4/23/2006

Wired Sky


Wired_Sky01
Originally uploaded by Yoichiro.



僕たちが生まれたときには空はすでにこんなだったので、日頃は全く違和感がないわけだが、眼鏡の汚れと同じで、ふと気が付いてしまうと、とても目障りになってしまう。眼鏡の汚れならば拭けばよいが、この街中に張り巡らされた線はそういうわけにはいかない。日本の都市景観の話になると必ず電線の話が持ち上がり、埋めるという解で落ち着くことになる。しかし、実は車道に埋めるとなると深く埋めなければならずコストがかかってしまうので、十分な幅の歩道がないとなかなか埋められないのである。それにいくら歩道があっても手当たり次第に埋めるというわけにはいかないだろう。僕の敬愛するO先生はこの話になると、いらなくなった電柱がどうなるのかということが気になるといつもおっしゃっていた。

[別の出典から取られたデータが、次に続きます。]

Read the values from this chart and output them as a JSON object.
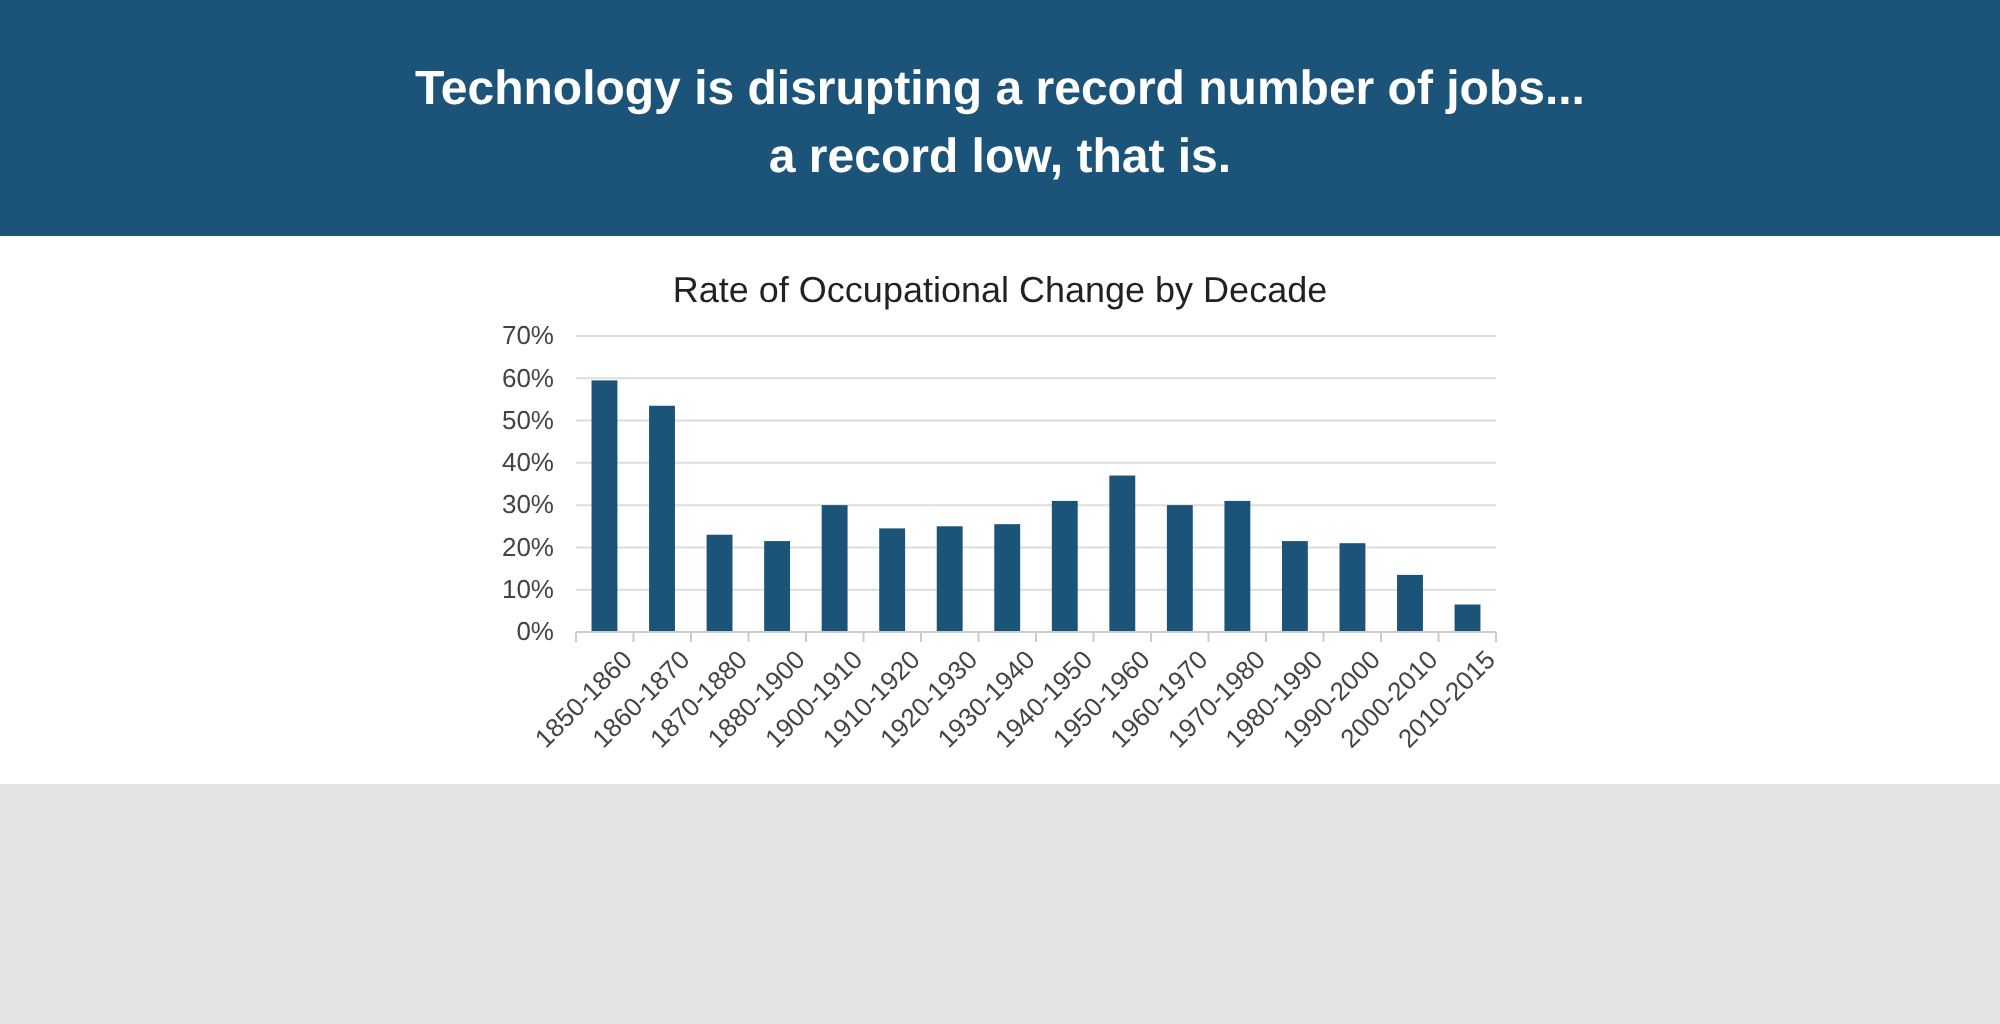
{
  "chart_data": {
    "type": "bar",
    "title": "Technology is disrupting a record number of jobs...\na record low, that is.",
    "subtitle": "Rate of Occupational Change by Decade",
    "categories": [
      "1850-1860",
      "1860-1870",
      "1870-1880",
      "1880-1900",
      "1900-1910",
      "1910-1920",
      "1920-1930",
      "1930-1940",
      "1940-1950",
      "1950-1960",
      "1960-1970",
      "1970-1980",
      "1980-1990",
      "1990-2000",
      "2000-2010",
      "2010-2015"
    ],
    "values": [
      59.5,
      53.5,
      23,
      21.5,
      30,
      24.5,
      25,
      25.5,
      31,
      37,
      30,
      31,
      21.5,
      21,
      13.5,
      6.5
    ],
    "color": "#1b5478",
    "ylim": [
      0,
      70
    ],
    "yticks": [
      {
        "value": 0,
        "label": "0%"
      },
      {
        "value": 10,
        "label": "10%"
      },
      {
        "value": 20,
        "label": "20%"
      },
      {
        "value": 30,
        "label": "30%"
      },
      {
        "value": 40,
        "label": "40%"
      },
      {
        "value": 50,
        "label": "50%"
      },
      {
        "value": 60,
        "label": "60%"
      },
      {
        "value": 70,
        "label": "70%"
      }
    ],
    "grid": "y"
  }
}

そういえばO先生は、僕の先輩が電線のある風景も絵になると言ったことに触れ、あれはない方が良いに決まっていると言っていたような気がする。先輩の言うことも分かるし、O先生が否定した理由も分かる。僕らの共通の関心事はあれが文化的にみえるかどうかということだろう。

竈からあがる炊煙なんてない時代、あの線が目に見える人の生活の象徴といえなくもない。惜しむらくは、外からあの中に何が流れているのか全く分からないことだ。非常にスタティックなあの真っ黒い線は、圧倒的な必要性から我が物顔でのさばっているようにみえてしまう。謙虚さもあれば、少しは可愛げがあったかもしれないが疎まれて当然とも思える。

いずれにしても、僕の予想ではいつか日本の街から電線が消え、残されたわずかな電線と電柱の密集街区が文化財指定される日が来ることになっている。